Is this trip necessary?
In most cases you decided on your crop rotation last fall – which fields will be rotated from corn to hay crops and which hay fields will be planted to corn (or another row crop such as soybeans). However, winterkill can cause a change in plans, especially when it hits your best alfalfa fields. If alfalfa winterkill is in an alfalfa grass field that going into last fall was at least 50 percent grass, the field can still be salvaged by a timely application of nitrogen or manure. However, if the field was almost entirely alfalfa, there isn’t enough grass to make N application economical.
Yield potential is more reliant on alfalfa stems per square foot rather than alfalfa plants per square foot. A stem density of 55 per square foot is very good, while any field with an average of less than 40 stems per square foot is a candidate for rotation to a different crop.

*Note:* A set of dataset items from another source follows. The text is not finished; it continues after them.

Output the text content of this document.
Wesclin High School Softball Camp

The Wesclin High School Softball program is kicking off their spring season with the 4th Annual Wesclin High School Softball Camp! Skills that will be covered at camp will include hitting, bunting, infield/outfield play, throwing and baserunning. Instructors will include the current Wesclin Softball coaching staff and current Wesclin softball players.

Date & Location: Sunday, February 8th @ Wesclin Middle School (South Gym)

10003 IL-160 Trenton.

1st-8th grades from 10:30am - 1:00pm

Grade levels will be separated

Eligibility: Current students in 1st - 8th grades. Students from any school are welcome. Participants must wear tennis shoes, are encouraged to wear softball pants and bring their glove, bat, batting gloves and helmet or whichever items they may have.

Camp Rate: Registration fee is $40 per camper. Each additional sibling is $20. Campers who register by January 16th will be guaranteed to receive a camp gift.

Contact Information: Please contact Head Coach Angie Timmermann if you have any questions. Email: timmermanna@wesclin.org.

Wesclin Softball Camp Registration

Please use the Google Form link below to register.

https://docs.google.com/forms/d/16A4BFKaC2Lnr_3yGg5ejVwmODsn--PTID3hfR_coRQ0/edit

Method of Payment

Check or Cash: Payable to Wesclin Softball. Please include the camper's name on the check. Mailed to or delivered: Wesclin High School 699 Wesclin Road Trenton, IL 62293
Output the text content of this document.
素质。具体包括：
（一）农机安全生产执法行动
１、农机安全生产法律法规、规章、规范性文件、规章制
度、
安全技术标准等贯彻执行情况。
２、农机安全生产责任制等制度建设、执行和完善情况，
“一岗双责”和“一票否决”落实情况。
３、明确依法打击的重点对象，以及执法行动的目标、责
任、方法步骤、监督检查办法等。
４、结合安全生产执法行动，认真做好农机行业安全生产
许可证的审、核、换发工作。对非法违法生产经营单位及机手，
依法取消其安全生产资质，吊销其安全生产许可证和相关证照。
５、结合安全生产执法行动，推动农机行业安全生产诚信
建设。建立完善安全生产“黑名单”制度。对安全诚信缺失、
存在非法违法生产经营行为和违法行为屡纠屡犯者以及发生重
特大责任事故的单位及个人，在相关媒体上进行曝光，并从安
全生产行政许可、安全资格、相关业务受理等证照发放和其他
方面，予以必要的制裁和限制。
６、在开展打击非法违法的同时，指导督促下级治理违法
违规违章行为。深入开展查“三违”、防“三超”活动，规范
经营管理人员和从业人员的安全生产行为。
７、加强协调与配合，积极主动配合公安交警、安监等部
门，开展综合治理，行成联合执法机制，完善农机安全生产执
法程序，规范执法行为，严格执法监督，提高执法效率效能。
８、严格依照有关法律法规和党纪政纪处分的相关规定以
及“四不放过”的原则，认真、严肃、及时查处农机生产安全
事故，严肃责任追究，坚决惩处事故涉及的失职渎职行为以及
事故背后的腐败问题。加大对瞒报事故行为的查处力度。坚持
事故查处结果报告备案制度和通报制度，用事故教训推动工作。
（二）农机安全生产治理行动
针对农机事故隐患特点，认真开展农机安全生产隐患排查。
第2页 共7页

That’s true for alfalfa, but what about alfalfa-grass? This is a much more difficult assessment because it can be affected by the species of grass – and therefore the yield potential. Rules of thumb are few and far between, so walk the field to determine how uniform winter damage is and what proportion of the alfalfa is still OK. Wait until the spring growth on alfalfa is 3-4 inches high since some plants that were injured may be slow starters. The more grass you have in the field, especially aggressive species such as orchardgrass and tall fescue, the more alfalfa winterkill you can tolerate and still expect reasonable yields.
They say the proof is in the pudding, but in this case the proof is in the first cut yield. If yield turns out to be disappointing, it’s not too late to rotate the field to corn. There are some very good short-season corn hybrids that produce excellent yields, especially if planted at a moderately high population. A summer annual such as BMR sudan-sorghum is another alternative, but if you plant the corn by early June my recommendation is corn. However, nothing is simple: The recommendation for spring management of a winter-damaged alfalfa field where the plants have been injured but not killed is to not to harvest it too early, allowing for plenty of root carbohydrate recovery. But these are the very fields you’ll want to harvest early enough to allow timely planting of corn in the event that yields turn out to be disappointing. No one said farming was easy. Good luck!